慢性的な人手不足に悩む成長企業にとって、「即戦力」という言葉は甘美な響きを持っています。
喉から手が出るほど欲しい経験豊富な人材。多少高い給与を払ってでも採用したい。
しかし、その焦りが目を曇らせ、実力と経歴が乖離した人材を招き入れてしまうことがあります。
「現場が回らない」「思ったほどできない」
そう感じた時、経営者が「高い金を払ったのだから」とサンクコストに囚われて判断を遅らせれば、現場の疲弊は極限に達し、最悪の場合、既存の優秀な社員が去ってしまいます。
今回は、あるITベンチャー(開発部)で起きた「経歴詐称」の事例をもとに、採用のミスマッチという致命傷を防ぎ、迅速に組織を正常化するための**「パフォーマンスの記録」**についてご紹介します。
【事例】「コードが書けない?」鳴り物入りで入社したエンジニア
ITベンチャーH社の開発部での出来事です。
輝かしい職務経歴書と巧みな面接トークで採用された木下さん(仮名)。「前職では大規模プロジェクトのリーダーを務めた」という触れ込みで、即戦力として期待されていました。
しかし、配属から3ヶ月。現場からは悲鳴が上がっていました。
「基本的な機能実装が進まない」
「初歩的なバグを連発する」
周囲がどれだけフォローしても、成果物は上がってきません。現場には「経歴と実力が違いすぎるのでは?」という疑念が渦巻き、プロジェクトの遅延は深刻化していました。

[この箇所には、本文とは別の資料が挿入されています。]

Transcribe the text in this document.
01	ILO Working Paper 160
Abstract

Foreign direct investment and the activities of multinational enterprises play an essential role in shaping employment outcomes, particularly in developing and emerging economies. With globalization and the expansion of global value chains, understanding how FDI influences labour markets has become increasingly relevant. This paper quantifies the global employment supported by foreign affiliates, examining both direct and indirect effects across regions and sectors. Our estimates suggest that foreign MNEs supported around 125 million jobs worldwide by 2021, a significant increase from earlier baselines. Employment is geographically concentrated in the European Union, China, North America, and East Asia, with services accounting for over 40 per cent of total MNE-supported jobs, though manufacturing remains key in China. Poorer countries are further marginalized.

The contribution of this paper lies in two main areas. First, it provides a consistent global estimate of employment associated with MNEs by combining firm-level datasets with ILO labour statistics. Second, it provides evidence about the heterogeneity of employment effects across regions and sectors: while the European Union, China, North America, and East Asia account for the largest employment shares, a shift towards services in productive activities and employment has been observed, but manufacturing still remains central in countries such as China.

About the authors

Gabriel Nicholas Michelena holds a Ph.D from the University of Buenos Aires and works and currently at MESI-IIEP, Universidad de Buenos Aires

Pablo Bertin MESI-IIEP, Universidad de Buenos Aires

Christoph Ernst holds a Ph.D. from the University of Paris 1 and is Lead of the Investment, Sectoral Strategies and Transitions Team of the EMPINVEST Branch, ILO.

「使えない」という愚痴ではなく、「アウトプットの事実」を記録する
開発部長が動いたのは、単に「彼を採用したのは失敗だった」と嘆くことではありませんでした。「クラウド型リスク管理ツール(MONTAI)」へ、日々の業務パフォーマンスを客観的に記録することです。
「XX月XX日 機能Aの実装を指示。3日間経過するも進捗ゼロ」
「XX月XX日 提出コードに仕様理解不足による初歩的エラーが5箇所あり」
「能力不足」という評価は主観を含みますが、「何ができていないか」という事実は客観的です。

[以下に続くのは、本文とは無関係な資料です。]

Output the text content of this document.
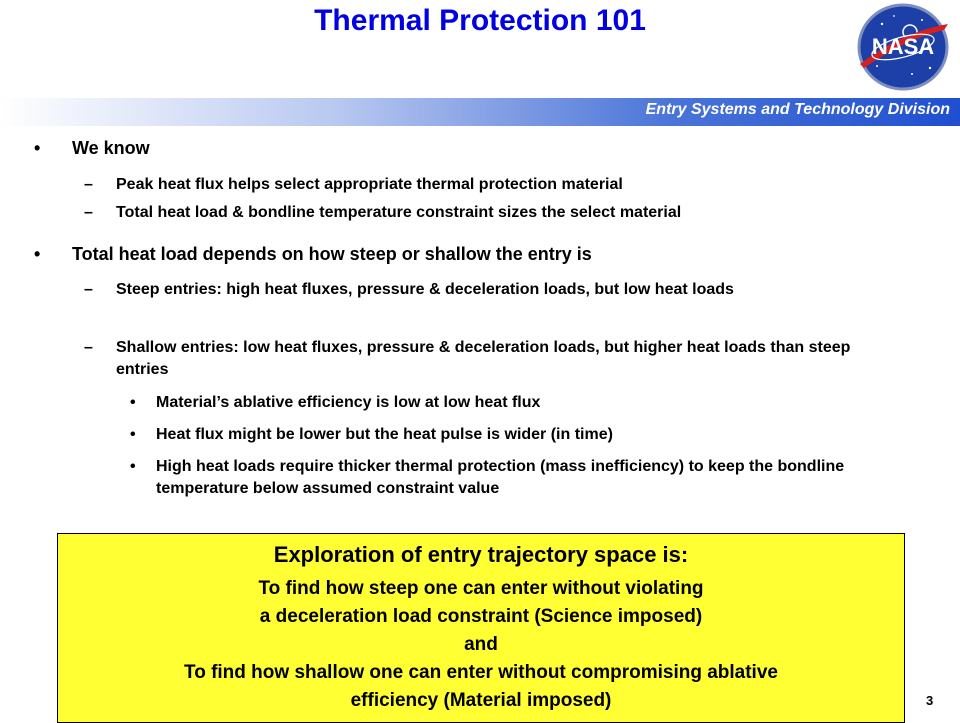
Thermal Protection 101
NASA
Entry Systems and Technology Division
• We know
– Peak heat flux helps select appropriate thermal protection material
– Total heat load & bondline temperature constraint sizes the select material
• Total heat load depends on how steep or shallow the entry is
– Steep entries: high heat fluxes, pressure & deceleration loads, but low heat loads
– Shallow entries: low heat fluxes, pressure & deceleration loads, but higher heat loads than steep entries
• Material’s ablative efficiency is low at low heat flux
• Heat flux might be lower but the heat pulse is wider (in time)
• High heat loads require thicker thermal protection (mass inefficiency) to keep the bondline temperature below assumed constraint value
Exploration of entry trajectory space is:
To find how steep one can enter without violating
a deceleration load constraint (Science imposed)
and
To find how shallow one can enter without compromising ablative
efficiency (Material imposed)	3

部長は感情を排し、木下さんのパフォーマンスの現状を淡々と蓄積していきました。
信頼関係の崩壊。「記録」が決定的な調査への扉を開く
記録に基づき面談を行いましたが、木下さんは「環境に慣れていないだけ」と弁明し、自身のスキル不足を認めようとしませんでした。
しかし、MONTAIに残された記録は、職務経歴書にある「プロジェクトリーダー経験」とはあまりにかけ離れた実態を示していました。

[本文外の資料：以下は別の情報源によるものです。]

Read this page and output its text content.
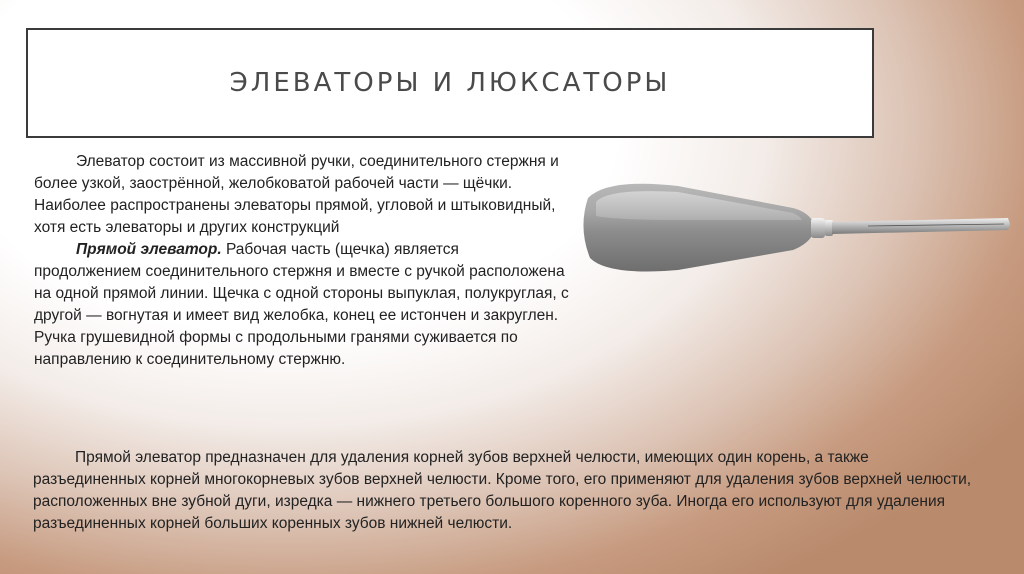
ЭЛЕВАТОРЫ И ЛЮКСАТОРЫ
Элеватор состоит из массивной ручки, соединительного стержня и более узкой, заострённой, желобковатой рабочей части — щёчки. Наиболее распространены элеваторы прямой, угловой и штыковидный, хотя есть элеваторы и других конструкций
Прямой элеватор. Рабочая часть (щечка) является продолжением соединительного стержня и вместе с ручкой расположена на одной прямой линии. Щечка с одной стороны выпуклая, полукруглая, с другой — вогнутая и имеет вид желобка, конец ее истончен и закруглен. Ручка грушевидной формы с продольными гранями суживается по направлению к соединительному стержню.
Прямой элеватор предназначен для удаления корней зубов верхней челюсти, имеющих один корень, а также разъединенных корней многокорневых зубов верхней челюсти. Кроме того, его применяют для удаления зубов верхней челюсти, расположенных вне зубной дуги, изредка — нижнего третьего большого коренного зуба. Иногда его используют для удаления разъединенных корней больших коренных зубов нижней челюсти.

この「客観的な事実との乖離」が、会社に調査への決断をさせました。
会社は本人の同意を得た上で前職への照会を実施。その結果、リーダー経験はおろか、当該プロジェクトへの関与自体が虚偽であったことが発覚しました。
これは単なる能力不足ではなく、**労働契約の前提となる信頼関係の破壊(経歴詐称)**でした。
採用の失敗を「致命傷」にしないためのスピード決断
会社は即座に契約解除に向けて動きました。
通常、解雇や契約解除は高いハードルがありますが、今回は「能力不足を示す詳細な業務記録」と「経歴詐称の証拠」が揃っていました。
会社側がこれらを提示し、契約解除を通知すると、木下さんも反論の余地なく事実を認め、即日の合意退職となりました。
もし記録がなく、ずるずると雇用を続けていれば、プロジェクトは破綻し、現場のエンジニアたちは失望して退職していたかもしれません。
まとめ:信頼は「事実」によってのみ担保される
採用における「性善説」は大切ですが、経営においては「性悪説」への備えもまた必要です。
期待値と実績の乖離を、具体的な事実として記録する
違和感を放置せず、記録を根拠に断固たる処置をとる
採用の失敗を認めることは苦しいですが、傷口を広げないための迅速な損切り(判断)こそが経営者の責任です。
今回のH社の事例は、事実の記録こそが、採用リスクから組織を守り、現場の信頼を維持するための最も堅実な**「礎(いしずえ)」**となることを教えてくれています。